Posted on May 5, 2017

Ad blockers are nothing new. Desktop ad blockers have been around for nearly two decades now. And over the last 12 months, both Apple and Android have introduced extended support for mobile ad blockers. So you might be thinking that I’m a little late in writing this blog!

Well, I’m not writing this blog as a ‘breaking news’ piece, but we came across some very interesting statistics earlier this week – in that nearly 63% of mobile traffic is impacted by ad-blocking. With mobile making up over 50% of web traffic in the UK, a little maths tells us that 31.5% of our online ads might not actually be being shown (on mobile alone)!

What do ad blockers do?

Ad blockers are launched when a visitor loads a web page. They scan the web page code for references to known ad network (and sometimes analytics!) code. If any matching code is found, they either remove the code completely or replace the code with something else. Either way the visitor doesn’t see the ad.

The impact on financial marketers

For too many marketers ad networks have become the ‘go-to strategy’. The methodology is simple – find websites that the target audience visits and use the Google Display Network (or other network) to strategically place banners ads that promote the offering. Then sit back and watch as the traffic rolls in.

The problem is that as more people use ad blockers, less traffic will roll in. In addition, if you’re targeting emerging markets as part of your product offering, the use of ad blockers is even more prolific in these markets – where bandwidth is expensive and visitors are more sensitive to page load times.

Lastly, publishers may not always quote ad blocking figures in their visitor statistics. They may quote ‘x’ number of monthly visitors, but omit the fact that ‘y’ visitors have ad blockers installed. If you’re not using a programmatic ad buying model and approaching publishers directly, you might be over-paying for your ad space.

The way forward – a balanced digital marketing strategy

I’m not about to advocate that we should cease advertising on third party websites – despite recent developments, this can still be a worthwhile strategy. However this must be part of an overall, balanced digital marketing strategy. It’s a case of ‘don’t put all of your eggs into one digital basket’. Consider including a mix of:

Paid search

Google Adwords and similar platforms are a very powerful way of capturing web users who are searching on specific keywords, which demonstrate an intent to buy. For example if you’re marketing asset management services and a web user is searching for ‘asset management company in london’ – it’s a safe bet they have an intent to engage with a company like yours.

Co-authored content

This has become an extremely powerful way of reaching an audience. Rather than directly advertising on websites that your audience visit, why not co-author a piece of content with them? Ads are often ignored, they become part of the ‘white noise’ on a webpage. A well written piece of content, that delivers value to your audience is more difficult to ignore and portrays you as an authority within the market.
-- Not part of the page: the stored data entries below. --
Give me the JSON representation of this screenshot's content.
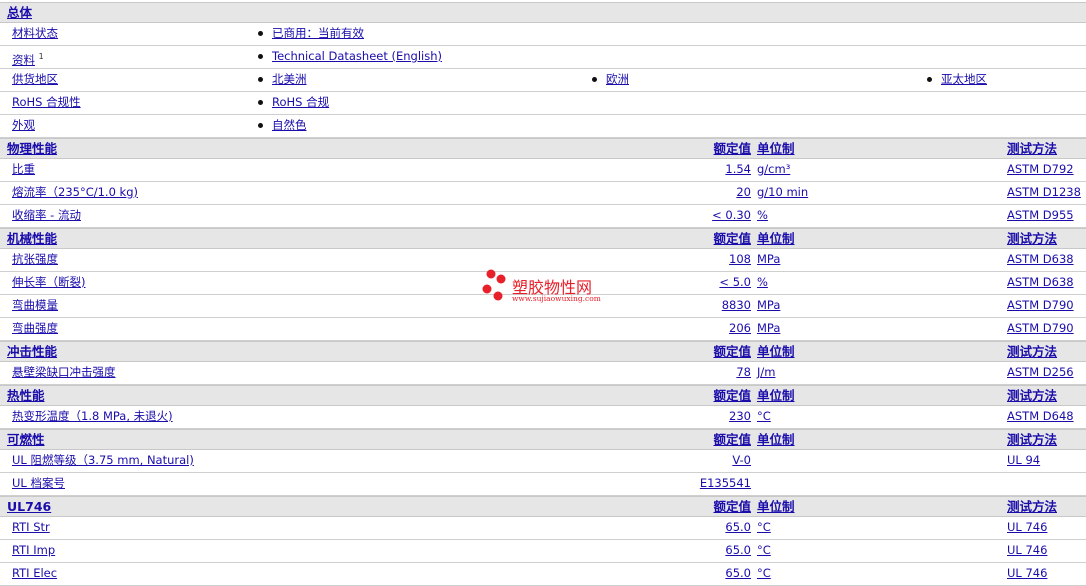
{
  "sections": [
    {
      "title": "总体",
      "info": true,
      "rows": [
        {
          "label": "材料状态",
          "items": [
            "已商用：当前有效"
          ]
        },
        {
          "label": "资料",
          "sup": "1",
          "items": [
            "Technical Datasheet (English)"
          ],
          "link": true
        },
        {
          "label": "供货地区",
          "items": [
            "北美洲",
            "欧洲",
            "亚太地区"
          ]
        },
        {
          "label": "RoHS 合规性",
          "items": [
            "RoHS 合规"
          ]
        },
        {
          "label": "外观",
          "items": [
            "自然色"
          ]
        }
      ]
    },
    {
      "title": "物理性能",
      "h_val": "额定值",
      "h_unit": "单位制",
      "h_test": "测试方法",
      "rows": [
        {
          "label": "比重",
          "val": "1.54",
          "unit": "g/cm³",
          "test": "ASTM D792"
        },
        {
          "label": "熔流率（235°C/1.0 kg)",
          "val": "20",
          "unit": "g/10 min",
          "test": "ASTM D1238"
        },
        {
          "label": "收缩率 - 流动",
          "val": "< 0.30",
          "unit": "%",
          "test": "ASTM D955"
        }
      ]
    },
    {
      "title": "机械性能",
      "h_val": "额定值",
      "h_unit": "单位制",
      "h_test": "测试方法",
      "rows": [
        {
          "label": "抗张强度",
          "val": "108",
          "unit": "MPa",
          "test": "ASTM D638"
        },
        {
          "label": "伸长率（断裂)",
          "val": "< 5.0",
          "unit": "%",
          "test": "ASTM D638"
        },
        {
          "label": "弯曲模量",
          "val": "8830",
          "unit": "MPa",
          "test": "ASTM D790"
        },
        {
          "label": "弯曲强度",
          "val": "206",
          "unit": "MPa",
          "test": "ASTM D790"
        }
      ]
    },
    {
      "title": "冲击性能",
      "h_val": "额定值",
      "h_unit": "单位制",
      "h_test": "测试方法",
      "rows": [
        {
          "label": "悬壁梁缺口冲击强度",
          "val": "78",
          "unit": "J/m",
          "test": "ASTM D256"
        }
      ]
    },
    {
      "title": "热性能",
      "h_val": "额定值",
      "h_unit": "单位制",
      "h_test": "测试方法",
      "rows": [
        {
          "label": "热变形温度（1.8 MPa, 未退火)",
          "val": "230",
          "unit": "°C",
          "test": "ASTM D648"
        }
      ]
    },
    {
      "title": "可燃性",
      "h_val": "额定值",
      "h_unit": "单位制",
      "h_test": "测试方法",
      "rows": [
        {
          "label": "UL 阻燃等级（3.75 mm, Natural)",
          "val": "V-0",
          "unit": "",
          "test": "UL 94"
        },
        {
          "label": "UL 档案号",
          "val": "E135541",
          "unit": "",
          "test": ""
        }
      ]
    },
    {
      "title": "UL746",
      "h_val": "额定值",
      "h_unit": "单位制",
      "h_test": "测试方法",
      "rows": [
        {
          "label": "RTI Str",
          "val": "65.0",
          "unit": "°C",
          "test": "UL 746"
        },
        {
          "label": "RTI Imp",
          "val": "65.0",
          "unit": "°C",
          "test": "UL 746"
        },
        {
          "label": "RTI Elec",
          "val": "65.0",
          "unit": "°C",
          "test": "UL 746"
        }
      ]
    }
  ],
  "watermark": {
    "name": "塑胶物性网",
    "url": "www.sujiaowuxing.com",
    "color": "#e8202a"
  }
}
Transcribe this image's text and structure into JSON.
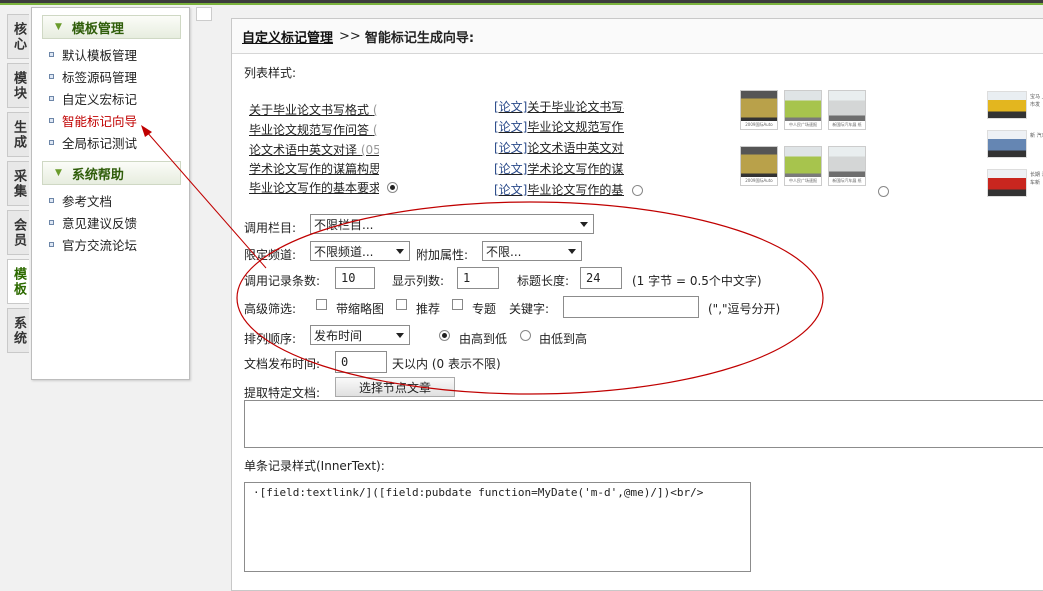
{
  "left_tabs": [
    "核心",
    "模块",
    "生成",
    "采集",
    "会员",
    "模板",
    "系统"
  ],
  "menu": {
    "section1_title": "模板管理",
    "section1_items": [
      "默认模板管理",
      "标签源码管理",
      "自定义宏标记",
      "智能标记向导",
      "全局标记测试"
    ],
    "section2_title": "系统帮助",
    "section2_items": [
      "参考文档",
      "意见建议反馈",
      "官方交流论坛"
    ]
  },
  "breadcrumb": {
    "link": "自定义标记管理",
    "separator": ">>",
    "current": "智能标记生成向导:"
  },
  "list_style_label": "列表样式:",
  "style1_links": [
    "关于毕业论文书写格式",
    "毕业论文规范写作问答",
    "论文术语中英文对译",
    "学术论文写作的谋篇构思",
    "毕业论文写作的基本要求"
  ],
  "style1_dims": [
    "(",
    "(",
    "(05",
    "",
    ""
  ],
  "style2_tag": "[论文]",
  "style2_links": [
    "关于毕业论文书写标",
    "毕业论文规范写作间",
    "论文术语中英文对词",
    "学术论文写作的谋篇",
    "毕业论文写作的基本"
  ],
  "thumb_caps": [
    "2009国际Auto Show",
    "中人民广场速报",
    "新国际汽车展 纸",
    "2009国际Auto Show",
    "中人民广场速报",
    "新国际汽车展 纸"
  ],
  "side_texts": [
    "宝马 上市发",
    "新 汽车",
    "长期 汽车新"
  ],
  "form": {
    "column_label": "调用栏目:",
    "column_value": "不限栏目...",
    "channel_label": "限定频道:",
    "channel_value": "不限频道...",
    "attr_label": "附加属性:",
    "attr_value": "不限...",
    "count_label": "调用记录条数:",
    "count_value": "10",
    "cols_label": "显示列数:",
    "cols_value": "1",
    "titlelen_label": "标题长度:",
    "titlelen_value": "24",
    "titlelen_hint": "(1 字节 = 0.5个中文字)",
    "filter_label": "高级筛选:",
    "filter_thumb": "带缩略图",
    "filter_recommend": "推荐",
    "filter_topic": "专题",
    "keyword_label": "关键字:",
    "keyword_value": "",
    "keyword_hint": "(\",\"逗号分开)",
    "order_label": "排列顺序:",
    "order_value": "发布时间",
    "order_desc": "由高到低",
    "order_asc": "由低到高",
    "pubtime_label": "文档发布时间:",
    "pubtime_value": "0",
    "pubtime_hint": "天以内 (0 表示不限)",
    "extract_label": "提取特定文档:",
    "extract_button": "选择节点文章",
    "innertext_label": "单条记录样式(InnerText):",
    "innertext_value": "·[field:textlink/]([field:pubdate function=MyDate('m-d',@me)/])<br/>"
  },
  "colors": {
    "accent_green": "#7bb33c",
    "annotation_red": "#c00000"
  }
}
Content and inbound marketing

Creating strong content on your website, optimising it for search and promoting it on social media is another excellent way of driving relevant traffic to your website. Our whitepaper covers this in more detail and our recent blog describes content generation strategies to maximise returns.

Social media advertising

Facebook, Twitter and LinkedIn advertising are less susceptible to ad blockers. If you’re marketing B2B financial products, consider using LinkedIn adverts and sponsored updates to reach your audience. If you’re a B2C provider, then Facebook might be a good choice. What’s more, these platforms offer far more advanced targeting options than broadcast display advertising – so you can fine tune the traffic that’s generated.

A quick note on Analytics

Ad blockers sometimes block Analytics and visitor tracking scripts – making these visitors invisible in your own web stats. Check your Analytics statistics against those in your server logs. You might find you have significantly more web traffic than you think!